The overlooked asset class thriving in the age of just-in-case

Empty industrial structure behind small images of suitable tenant businesses
(Composite: Unsplash, REFIRE)

Berlin Hyp Market Briefing: Let’s talk about light industrial!

The structural case for light industrial real estate begins with a simple observation about the global economy. "The era of just-in-time is definitively over," said Oliver Hecht, board member of Berlin Hyp, at a Berlin Hyp market briefing on the sector this week. The logic of sourcing globally and delivering precisely on demand has been broken by geopolitical disruption, energy shocks and the growing imperative to hold inventory closer to home. The consequence, in Hecht's view, makes light industrial "probably alongside residential the most interesting asset class for the next twelve months or more."
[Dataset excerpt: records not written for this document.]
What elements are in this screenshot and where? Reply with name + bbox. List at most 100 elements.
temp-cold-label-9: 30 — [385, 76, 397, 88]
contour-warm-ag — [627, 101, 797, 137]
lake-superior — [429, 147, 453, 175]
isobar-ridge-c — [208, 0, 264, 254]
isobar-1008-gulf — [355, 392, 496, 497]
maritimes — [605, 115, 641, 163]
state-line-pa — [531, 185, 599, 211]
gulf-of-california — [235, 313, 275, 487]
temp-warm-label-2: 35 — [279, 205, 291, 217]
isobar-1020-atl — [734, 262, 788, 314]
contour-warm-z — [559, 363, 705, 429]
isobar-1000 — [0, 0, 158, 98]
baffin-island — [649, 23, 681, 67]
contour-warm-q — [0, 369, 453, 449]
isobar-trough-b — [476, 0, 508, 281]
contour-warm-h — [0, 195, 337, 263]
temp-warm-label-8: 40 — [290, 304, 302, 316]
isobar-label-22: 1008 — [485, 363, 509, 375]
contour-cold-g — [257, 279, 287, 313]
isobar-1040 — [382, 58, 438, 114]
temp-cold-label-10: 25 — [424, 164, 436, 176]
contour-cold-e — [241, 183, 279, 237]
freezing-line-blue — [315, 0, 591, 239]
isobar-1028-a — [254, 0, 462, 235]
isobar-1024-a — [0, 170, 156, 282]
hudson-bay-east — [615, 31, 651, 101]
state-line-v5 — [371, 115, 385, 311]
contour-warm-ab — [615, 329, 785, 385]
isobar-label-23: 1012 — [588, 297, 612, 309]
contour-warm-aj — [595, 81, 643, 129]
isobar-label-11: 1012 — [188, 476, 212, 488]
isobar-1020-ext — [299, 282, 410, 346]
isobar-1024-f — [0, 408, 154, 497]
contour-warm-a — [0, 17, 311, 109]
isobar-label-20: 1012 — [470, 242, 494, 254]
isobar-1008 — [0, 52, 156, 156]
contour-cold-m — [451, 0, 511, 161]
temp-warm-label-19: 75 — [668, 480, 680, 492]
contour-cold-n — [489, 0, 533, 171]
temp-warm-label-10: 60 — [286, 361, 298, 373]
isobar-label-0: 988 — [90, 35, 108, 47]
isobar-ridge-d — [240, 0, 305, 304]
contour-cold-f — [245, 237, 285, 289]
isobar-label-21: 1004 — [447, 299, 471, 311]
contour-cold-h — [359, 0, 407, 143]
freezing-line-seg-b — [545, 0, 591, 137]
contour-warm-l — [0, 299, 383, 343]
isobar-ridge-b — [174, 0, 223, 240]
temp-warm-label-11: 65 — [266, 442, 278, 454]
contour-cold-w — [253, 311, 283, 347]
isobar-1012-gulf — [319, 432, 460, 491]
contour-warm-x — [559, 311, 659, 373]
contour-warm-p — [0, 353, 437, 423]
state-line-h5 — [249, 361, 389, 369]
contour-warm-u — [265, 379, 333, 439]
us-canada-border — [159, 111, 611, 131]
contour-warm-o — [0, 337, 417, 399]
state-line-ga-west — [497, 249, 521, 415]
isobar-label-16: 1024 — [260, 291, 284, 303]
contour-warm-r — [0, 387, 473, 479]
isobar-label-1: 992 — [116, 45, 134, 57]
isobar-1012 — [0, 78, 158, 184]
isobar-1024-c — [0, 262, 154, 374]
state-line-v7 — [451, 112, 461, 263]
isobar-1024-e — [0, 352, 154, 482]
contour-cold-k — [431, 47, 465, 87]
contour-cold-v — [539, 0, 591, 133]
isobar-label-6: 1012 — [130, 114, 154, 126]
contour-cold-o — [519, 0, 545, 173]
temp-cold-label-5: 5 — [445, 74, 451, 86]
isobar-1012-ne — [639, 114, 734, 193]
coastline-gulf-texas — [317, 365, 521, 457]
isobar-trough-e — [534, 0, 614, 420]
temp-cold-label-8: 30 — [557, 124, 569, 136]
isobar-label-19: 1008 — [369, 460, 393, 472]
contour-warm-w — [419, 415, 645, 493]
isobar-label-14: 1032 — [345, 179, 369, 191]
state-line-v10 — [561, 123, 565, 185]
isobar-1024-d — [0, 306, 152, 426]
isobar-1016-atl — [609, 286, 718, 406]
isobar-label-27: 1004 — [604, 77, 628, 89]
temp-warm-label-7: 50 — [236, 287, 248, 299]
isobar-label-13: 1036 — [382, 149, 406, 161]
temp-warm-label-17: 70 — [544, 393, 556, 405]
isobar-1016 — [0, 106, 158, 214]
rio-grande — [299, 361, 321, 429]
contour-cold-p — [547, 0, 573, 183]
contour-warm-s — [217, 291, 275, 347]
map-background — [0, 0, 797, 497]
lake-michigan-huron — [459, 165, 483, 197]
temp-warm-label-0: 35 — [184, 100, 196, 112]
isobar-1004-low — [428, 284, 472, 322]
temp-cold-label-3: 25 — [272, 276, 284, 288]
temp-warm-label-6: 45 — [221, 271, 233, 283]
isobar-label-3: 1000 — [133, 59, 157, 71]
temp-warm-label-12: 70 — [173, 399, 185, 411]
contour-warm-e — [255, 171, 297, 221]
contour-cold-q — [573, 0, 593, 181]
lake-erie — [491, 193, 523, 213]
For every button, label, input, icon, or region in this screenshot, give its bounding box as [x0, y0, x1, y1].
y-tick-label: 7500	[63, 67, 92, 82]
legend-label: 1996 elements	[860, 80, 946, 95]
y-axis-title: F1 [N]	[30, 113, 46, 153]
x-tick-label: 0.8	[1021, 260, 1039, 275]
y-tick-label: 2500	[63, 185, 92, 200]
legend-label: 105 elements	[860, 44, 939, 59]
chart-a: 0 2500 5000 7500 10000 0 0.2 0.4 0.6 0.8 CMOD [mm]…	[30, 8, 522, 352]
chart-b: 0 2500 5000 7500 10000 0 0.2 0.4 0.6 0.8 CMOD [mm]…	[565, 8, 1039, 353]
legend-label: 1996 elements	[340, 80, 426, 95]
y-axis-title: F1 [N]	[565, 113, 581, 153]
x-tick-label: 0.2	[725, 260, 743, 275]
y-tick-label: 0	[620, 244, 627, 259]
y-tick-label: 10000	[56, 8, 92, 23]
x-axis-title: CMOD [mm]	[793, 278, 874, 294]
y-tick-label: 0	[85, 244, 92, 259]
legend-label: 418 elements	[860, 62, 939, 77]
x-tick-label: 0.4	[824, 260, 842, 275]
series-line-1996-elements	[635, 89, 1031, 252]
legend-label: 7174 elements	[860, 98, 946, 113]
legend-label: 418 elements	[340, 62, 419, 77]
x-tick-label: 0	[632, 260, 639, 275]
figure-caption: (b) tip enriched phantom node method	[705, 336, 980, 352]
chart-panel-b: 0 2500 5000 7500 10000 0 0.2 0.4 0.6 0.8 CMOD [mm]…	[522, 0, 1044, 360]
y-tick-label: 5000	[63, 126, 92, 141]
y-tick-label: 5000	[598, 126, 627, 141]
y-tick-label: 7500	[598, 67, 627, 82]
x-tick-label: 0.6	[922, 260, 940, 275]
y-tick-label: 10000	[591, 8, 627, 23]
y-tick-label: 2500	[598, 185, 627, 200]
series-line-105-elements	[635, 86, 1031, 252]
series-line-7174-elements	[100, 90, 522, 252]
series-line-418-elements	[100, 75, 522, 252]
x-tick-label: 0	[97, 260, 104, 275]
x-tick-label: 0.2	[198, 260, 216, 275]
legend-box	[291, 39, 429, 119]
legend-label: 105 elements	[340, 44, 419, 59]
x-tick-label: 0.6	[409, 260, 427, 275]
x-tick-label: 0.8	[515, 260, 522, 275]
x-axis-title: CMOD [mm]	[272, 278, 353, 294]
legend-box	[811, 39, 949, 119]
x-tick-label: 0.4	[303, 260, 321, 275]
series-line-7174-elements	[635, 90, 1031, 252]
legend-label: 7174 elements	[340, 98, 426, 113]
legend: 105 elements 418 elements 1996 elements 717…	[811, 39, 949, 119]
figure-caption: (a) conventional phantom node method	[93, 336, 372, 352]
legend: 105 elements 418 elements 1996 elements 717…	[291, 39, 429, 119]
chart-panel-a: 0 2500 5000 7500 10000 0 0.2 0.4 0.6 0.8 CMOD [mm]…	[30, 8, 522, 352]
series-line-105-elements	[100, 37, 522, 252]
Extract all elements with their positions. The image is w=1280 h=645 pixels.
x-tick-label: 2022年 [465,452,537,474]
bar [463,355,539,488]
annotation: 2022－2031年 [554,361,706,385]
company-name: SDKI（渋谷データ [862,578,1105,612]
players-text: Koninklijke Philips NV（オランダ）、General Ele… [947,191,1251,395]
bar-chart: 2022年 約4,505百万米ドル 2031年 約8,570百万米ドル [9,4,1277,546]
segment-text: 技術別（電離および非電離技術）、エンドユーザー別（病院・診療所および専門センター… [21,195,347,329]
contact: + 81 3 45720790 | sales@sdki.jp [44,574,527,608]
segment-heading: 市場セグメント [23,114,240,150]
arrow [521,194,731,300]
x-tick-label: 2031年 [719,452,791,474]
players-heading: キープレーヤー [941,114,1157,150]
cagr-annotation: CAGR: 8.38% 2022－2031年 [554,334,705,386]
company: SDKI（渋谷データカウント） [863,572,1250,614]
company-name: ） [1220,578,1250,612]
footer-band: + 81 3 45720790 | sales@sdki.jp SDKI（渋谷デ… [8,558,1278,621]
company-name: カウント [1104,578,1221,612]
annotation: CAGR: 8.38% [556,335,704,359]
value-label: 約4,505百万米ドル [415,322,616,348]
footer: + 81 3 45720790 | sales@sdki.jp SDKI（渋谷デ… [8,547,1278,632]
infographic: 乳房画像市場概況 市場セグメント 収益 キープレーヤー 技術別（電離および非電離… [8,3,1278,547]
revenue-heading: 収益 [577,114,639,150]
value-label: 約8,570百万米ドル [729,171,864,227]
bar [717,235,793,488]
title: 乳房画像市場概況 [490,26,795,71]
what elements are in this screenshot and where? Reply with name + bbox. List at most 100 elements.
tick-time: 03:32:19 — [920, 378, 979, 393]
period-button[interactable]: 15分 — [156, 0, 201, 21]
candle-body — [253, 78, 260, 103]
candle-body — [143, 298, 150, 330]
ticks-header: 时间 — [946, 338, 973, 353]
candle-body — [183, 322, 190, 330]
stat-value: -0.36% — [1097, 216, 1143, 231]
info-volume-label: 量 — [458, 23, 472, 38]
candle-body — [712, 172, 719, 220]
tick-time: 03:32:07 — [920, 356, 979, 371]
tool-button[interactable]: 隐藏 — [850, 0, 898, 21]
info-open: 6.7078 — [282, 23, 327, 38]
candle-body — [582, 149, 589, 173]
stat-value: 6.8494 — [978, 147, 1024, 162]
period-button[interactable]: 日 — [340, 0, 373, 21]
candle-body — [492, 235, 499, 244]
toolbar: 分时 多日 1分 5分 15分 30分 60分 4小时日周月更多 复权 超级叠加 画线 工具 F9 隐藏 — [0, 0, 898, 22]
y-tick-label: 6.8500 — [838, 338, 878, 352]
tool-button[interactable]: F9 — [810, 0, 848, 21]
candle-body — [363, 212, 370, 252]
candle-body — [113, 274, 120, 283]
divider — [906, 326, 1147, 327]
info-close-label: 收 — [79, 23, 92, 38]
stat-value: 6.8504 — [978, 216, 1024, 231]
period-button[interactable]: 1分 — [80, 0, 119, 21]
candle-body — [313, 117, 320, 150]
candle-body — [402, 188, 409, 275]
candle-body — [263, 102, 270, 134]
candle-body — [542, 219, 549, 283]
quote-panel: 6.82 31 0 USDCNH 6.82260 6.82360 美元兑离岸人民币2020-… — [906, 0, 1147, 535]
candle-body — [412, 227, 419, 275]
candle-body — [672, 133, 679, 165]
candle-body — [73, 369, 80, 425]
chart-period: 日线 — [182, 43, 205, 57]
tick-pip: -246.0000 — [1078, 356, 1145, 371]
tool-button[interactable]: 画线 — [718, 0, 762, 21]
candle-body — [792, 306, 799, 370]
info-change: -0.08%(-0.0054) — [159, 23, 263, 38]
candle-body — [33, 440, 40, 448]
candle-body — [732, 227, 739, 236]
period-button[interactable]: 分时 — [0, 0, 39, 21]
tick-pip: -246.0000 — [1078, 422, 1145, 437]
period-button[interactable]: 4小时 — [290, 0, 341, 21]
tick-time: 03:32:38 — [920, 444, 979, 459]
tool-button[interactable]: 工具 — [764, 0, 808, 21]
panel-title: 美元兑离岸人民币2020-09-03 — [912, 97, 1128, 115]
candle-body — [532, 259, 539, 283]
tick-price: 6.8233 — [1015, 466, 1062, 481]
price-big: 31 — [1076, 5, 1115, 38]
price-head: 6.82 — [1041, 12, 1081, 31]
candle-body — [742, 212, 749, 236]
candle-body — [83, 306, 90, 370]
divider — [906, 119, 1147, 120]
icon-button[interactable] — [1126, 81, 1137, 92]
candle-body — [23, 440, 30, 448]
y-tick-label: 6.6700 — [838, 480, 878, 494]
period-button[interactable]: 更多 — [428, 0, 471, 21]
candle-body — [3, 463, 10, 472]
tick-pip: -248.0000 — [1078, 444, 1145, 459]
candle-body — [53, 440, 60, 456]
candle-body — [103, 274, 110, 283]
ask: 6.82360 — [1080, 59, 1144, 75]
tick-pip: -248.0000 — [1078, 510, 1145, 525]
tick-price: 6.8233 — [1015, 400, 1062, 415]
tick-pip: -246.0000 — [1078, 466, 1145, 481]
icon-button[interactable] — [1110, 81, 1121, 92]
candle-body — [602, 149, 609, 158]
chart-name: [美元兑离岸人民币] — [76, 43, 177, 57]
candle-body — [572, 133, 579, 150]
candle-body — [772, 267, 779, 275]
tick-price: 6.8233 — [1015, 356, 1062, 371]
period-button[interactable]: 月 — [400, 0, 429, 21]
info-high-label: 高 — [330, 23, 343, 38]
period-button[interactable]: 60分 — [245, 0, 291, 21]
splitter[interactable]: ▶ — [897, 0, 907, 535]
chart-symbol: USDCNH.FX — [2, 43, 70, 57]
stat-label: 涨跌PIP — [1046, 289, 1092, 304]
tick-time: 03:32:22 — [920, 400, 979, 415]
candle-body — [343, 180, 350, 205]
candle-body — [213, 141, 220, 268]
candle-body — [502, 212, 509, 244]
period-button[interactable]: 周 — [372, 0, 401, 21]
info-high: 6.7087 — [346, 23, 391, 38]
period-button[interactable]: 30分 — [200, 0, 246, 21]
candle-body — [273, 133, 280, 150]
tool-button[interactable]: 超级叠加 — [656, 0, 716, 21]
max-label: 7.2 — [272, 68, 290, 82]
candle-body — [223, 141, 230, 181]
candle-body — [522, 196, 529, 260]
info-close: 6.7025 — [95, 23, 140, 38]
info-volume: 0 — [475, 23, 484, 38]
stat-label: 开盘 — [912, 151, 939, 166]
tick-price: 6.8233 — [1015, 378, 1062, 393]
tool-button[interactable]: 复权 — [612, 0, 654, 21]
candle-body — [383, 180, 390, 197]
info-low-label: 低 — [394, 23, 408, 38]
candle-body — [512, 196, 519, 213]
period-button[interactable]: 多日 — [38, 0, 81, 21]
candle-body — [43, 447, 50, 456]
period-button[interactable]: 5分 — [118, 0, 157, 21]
So what exactly is light industrial? Think of the workshop where a craftsman repairs motorcycles, the converted factory where a biotech startup runs its lab, the commercial courtyard where a digital agency shares a building with a food producer and a furniture maker. Units are typically small, often under 1,000 square metres. Tenants typically combine storage, light production, office and service functions under one roof. Buildings are frequently former industrial structures repurposed for the modern urban economy. In Germany, the Gewerbehof — a multi-tenant commercial courtyard — is the most distinctive expression of the format, and often the most dynamic.